Meta Keeps Course as NFTs Lose Floors
Despite the downward trend in the market, Meta has signaled unwavering conviction in its strategic bet on NFTs.
In a Wednesday interview with the Financial Times, the social media giant’s new fintech lead Stephane Kasriel said that the company would be sticking with its plans for NFTs and the digital collectibles economy. “The opportunity [Meta] sees is for the hundreds of millions or billions of people that are using our apps today to be able to collect digital collectibles, and for the millions of creators out there that could potentially create virtual and digital goods to be able to sell them through our platforms,” Kasriel said, adding that he thinks the firm could build its own $3 trillion economy from virtual goods over the next decade.
Last October, Mark Zuckerberg’s firm signaled its strategic pivot toward the virtual world and the digital assets economy by changing its name from Facebook to Meta to realign its brand image with its ambitions for the Metaverse. Zuckerberg later announced in March that the company had plans to bring NFTs to its photo-focused social media platform, Instagram. The company also filed five trademark applications for its payments product, Meta Pay, hinting at a potential leap into the crypto space with a Web3 wallet and cryptocurrency exchange.
Of all the household names in Big Tech, Meta has so far been the most aggressive in its embrace of the new digital collectibles economy, with Kasriel now only reaffirming the company’s stance on the issue.
According to Dune data, the monthly NFT trading volume—a benchmark indicator for investor interest in the asset class—has fallen from its record high of $17.16 billion in January to around $1.1 billion in June.
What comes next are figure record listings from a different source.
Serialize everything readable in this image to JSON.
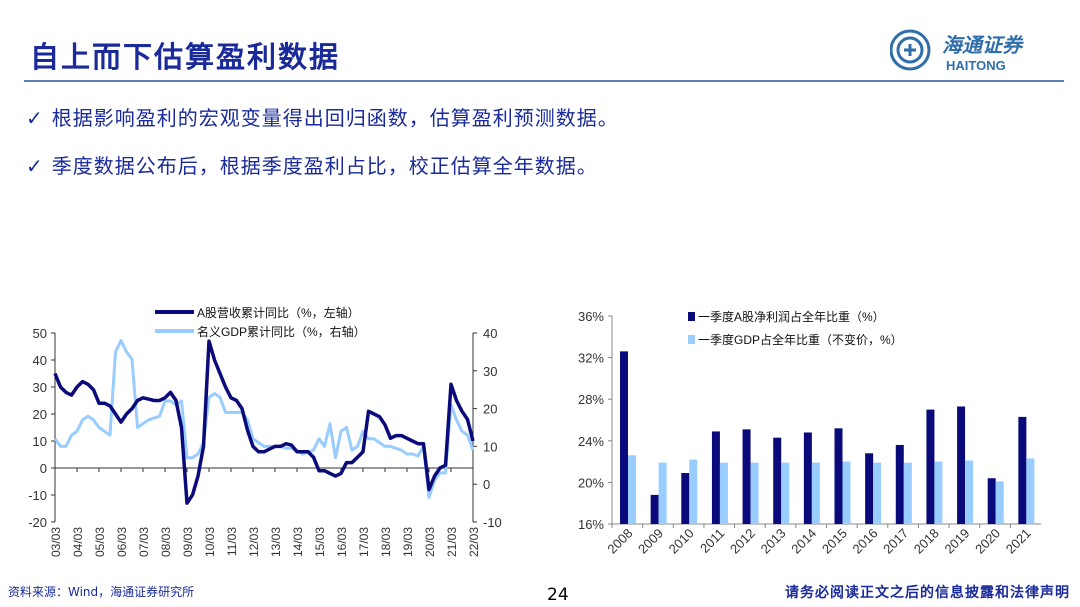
{
  "header": {
    "title": "自上而下估算盈利数据",
    "logo_text_cn": "海通证券",
    "logo_text_en": "HAITONG",
    "logo_icon": "haitong-emblem"
  },
  "bullets": [
    {
      "icon": "check-icon",
      "text": "根据影响盈利的宏观变量得出回归函数，估算盈利预测数据。"
    },
    {
      "icon": "check-icon",
      "text": "季度数据公布后，根据季度盈利占比，校正估算全年数据。"
    }
  ],
  "footer": {
    "source": "资料来源：Wind，海通证券研究所",
    "page_number": "24",
    "disclaimer": "请务必阅读正文之后的信息披露和法律声明"
  },
  "colors": {
    "accent": "#1a2a9a",
    "dark_series": "#0a0a7a",
    "light_series": "#99ccff"
  },
  "chart_data": [
    {
      "type": "line",
      "x_ticks": [
        "03/03",
        "04/03",
        "05/03",
        "06/03",
        "07/03",
        "08/03",
        "09/03",
        "10/03",
        "11/03",
        "12/03",
        "13/03",
        "14/03",
        "15/03",
        "16/03",
        "17/03",
        "18/03",
        "19/03",
        "20/03",
        "21/03",
        "22/03"
      ],
      "y_left_ticks": [
        "50",
        "40",
        "30",
        "20",
        "10",
        "0",
        "-10",
        "-20"
      ],
      "y_right_ticks": [
        "40",
        "30",
        "20",
        "10",
        "0",
        "-10"
      ],
      "ylim_left": [
        -20,
        50
      ],
      "ylim_right": [
        -10,
        40
      ],
      "legend_placement": "top",
      "series": [
        {
          "name": "A股营收累计同比（%，左轴）",
          "axis": "left",
          "color": "#0a0a7a",
          "values": [
            35,
            30,
            28,
            27,
            30,
            32,
            31,
            29,
            24,
            24,
            23,
            20,
            17,
            20,
            22,
            25,
            26,
            25.5,
            25,
            25,
            26,
            28,
            25,
            15,
            -13,
            -10,
            -3,
            8,
            47,
            40,
            35,
            30,
            26,
            25,
            22,
            14,
            8,
            6,
            6,
            7,
            8,
            8,
            9,
            8.5,
            6,
            6,
            6,
            4,
            -1,
            -1,
            -2,
            -3,
            -2,
            2,
            2,
            4,
            6,
            21,
            20,
            19,
            16,
            11,
            12,
            12,
            11,
            10,
            9,
            9,
            -8,
            -3,
            0,
            1,
            31,
            25,
            21,
            18,
            10
          ]
        },
        {
          "name": "名义GDP累计同比（%，右轴）",
          "axis": "right",
          "color": "#99ccff",
          "values": [
            12,
            10,
            10,
            13,
            14,
            17,
            18,
            17,
            15,
            14,
            13,
            35,
            38,
            35,
            33,
            15,
            16,
            17,
            17.5,
            18,
            22,
            22,
            21,
            22,
            7,
            7,
            8,
            11,
            23,
            24,
            23,
            19,
            19,
            19,
            19,
            17,
            12,
            11,
            10,
            10,
            10,
            10,
            9.5,
            9.5,
            9,
            8,
            8.5,
            9,
            12,
            10,
            16,
            7,
            14,
            15,
            9,
            10,
            14,
            12,
            12,
            11,
            10,
            10,
            9.5,
            9,
            8,
            8,
            7.5,
            10,
            -3.5,
            1,
            3,
            3,
            21,
            17,
            14,
            13,
            9
          ]
        }
      ]
    },
    {
      "type": "bar",
      "categories": [
        "2008",
        "2009",
        "2010",
        "2011",
        "2012",
        "2013",
        "2014",
        "2015",
        "2016",
        "2017",
        "2018",
        "2019",
        "2020",
        "2021"
      ],
      "y_ticks": [
        "36%",
        "32%",
        "28%",
        "24%",
        "20%",
        "16%"
      ],
      "ylim": [
        16,
        36
      ],
      "legend_placement": "top",
      "series": [
        {
          "name": "一季度A股净利润占全年比重（%）",
          "color": "#0a0a7a",
          "values": [
            32.6,
            18.8,
            20.9,
            24.9,
            25.1,
            24.3,
            24.8,
            25.2,
            22.8,
            23.6,
            27.0,
            27.3,
            20.4,
            26.3
          ]
        },
        {
          "name": "一季度GDP占全年比重（不变价，%）",
          "color": "#99ccff",
          "values": [
            22.6,
            21.9,
            22.2,
            21.9,
            21.9,
            21.9,
            21.9,
            22.0,
            21.9,
            21.9,
            22.0,
            22.1,
            20.1,
            22.3
          ]
        }
      ]
    }
  ]
}
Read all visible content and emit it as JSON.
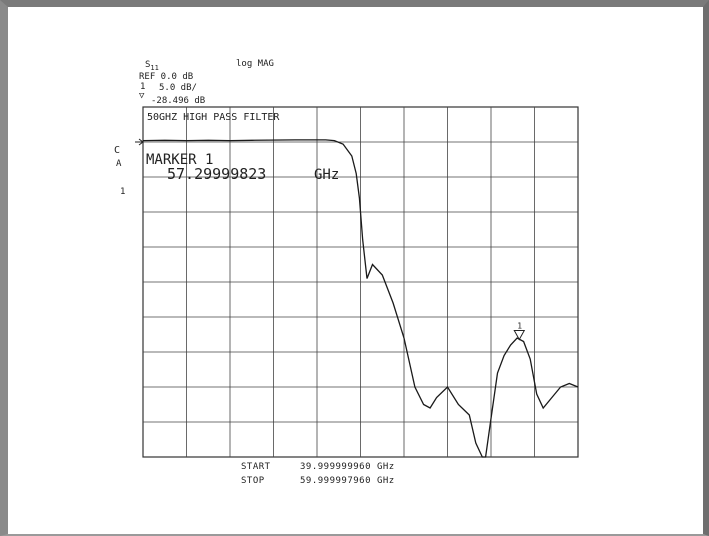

This month trading volume is forecasted to hit $460 million.
Commenting on the waning interest in the market, Kasriel acknowledged the reality of the crypto “hype cycle” and said there were “a lot of things that are not going to survive.” Despite the cyclical nature of the market, he reaffirmed that the firm is sticking with its plans to take NFTs mainstream by making them inexpensive and easy to buy and trade.
Having learned from its previous failed attempt to launch the global stablecoin called Diem, Meta is now proceeding with caution. “We’re trying to figure out what the regulatory landscape is so that we don’t invest in things that are ultimately going to become super-controversial or get shut down,” Kasriel said, adding that the company is making investments with added realism about the nascent nature of the industry and technology.
Disclosure: At the time of writing, the author of this article owned ETH and several other cryptocurrencies.